Waarom westerse agent Kolchak wordt veranderd in een held en martelaar van Rusland

Inhoudsopgave:

Waarom westerse agent Kolchak wordt veranderd in een held en martelaar van Rusland
Waarom westerse agent Kolchak wordt veranderd in een held en martelaar van Rusland

Video: Waarom westerse agent Kolchak wordt veranderd in een held en martelaar van Rusland

Video: Waarom westerse agent Kolchak wordt veranderd in een held en martelaar van Rusland
Video: Астарлы ақиқат: Тастамашы, анашым! 2024, December
Anonim
Waarom westerse agent Kolchak wordt veranderd in een held en martelaar van Rusland
Waarom westerse agent Kolchak wordt veranderd in een held en martelaar van Rusland

Problemen. 1920 jaar. 100 jaar geleden, in de nacht van 7 februari 1920, werden de "opperste heerser van heel Rusland" admiraal Alexander Kolchak en de voorzitter van zijn regering Viktor Pepelyaev doodgeschoten.
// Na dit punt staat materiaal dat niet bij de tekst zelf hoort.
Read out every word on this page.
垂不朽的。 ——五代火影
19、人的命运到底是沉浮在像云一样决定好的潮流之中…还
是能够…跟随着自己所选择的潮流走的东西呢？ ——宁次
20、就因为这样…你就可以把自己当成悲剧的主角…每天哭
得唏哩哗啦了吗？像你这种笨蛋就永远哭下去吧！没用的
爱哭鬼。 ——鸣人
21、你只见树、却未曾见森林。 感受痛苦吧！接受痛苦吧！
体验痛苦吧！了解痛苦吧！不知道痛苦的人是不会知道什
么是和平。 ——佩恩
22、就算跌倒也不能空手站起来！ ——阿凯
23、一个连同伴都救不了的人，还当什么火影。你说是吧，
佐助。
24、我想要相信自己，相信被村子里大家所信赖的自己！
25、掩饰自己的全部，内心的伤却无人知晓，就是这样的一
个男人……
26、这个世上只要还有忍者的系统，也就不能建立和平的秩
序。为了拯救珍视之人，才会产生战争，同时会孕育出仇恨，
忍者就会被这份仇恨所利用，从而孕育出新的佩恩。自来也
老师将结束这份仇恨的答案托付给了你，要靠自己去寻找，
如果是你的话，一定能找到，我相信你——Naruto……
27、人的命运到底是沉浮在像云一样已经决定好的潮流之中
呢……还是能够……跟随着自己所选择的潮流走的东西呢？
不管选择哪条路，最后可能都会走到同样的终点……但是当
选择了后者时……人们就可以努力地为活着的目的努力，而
In het liberale Rusland werd Kolchak een held en een martelaar die werd vermoord door de 'bloedige bolsjewieken'.

De val van de Siberische regering

Ondanks de volledige nederlaag van het leger van Kolchak, de volledige ineenstorting van de achterhoede, de algemene vlucht, de activering van partizanen en boerenrebellen, wijdverbreide opstanden tegen de Siberische regering in Irkoetsk, kwam het Politiek Centrum in opstand. Het was een politieke unie van de sociaal-revolutionairen, mensjewieken en Zemstvo's. Het politieke centrum stelde de taak om Kolchak omver te werpen en een "vrije democratische" staat in Siberië en het Verre Oosten te creëren. Ze kregen de steun van een aanzienlijk deel van de achterste garnizoenen, die niet wilden vechten en de Entente, waarvoor het einde van het Kolchak-regime duidelijk was.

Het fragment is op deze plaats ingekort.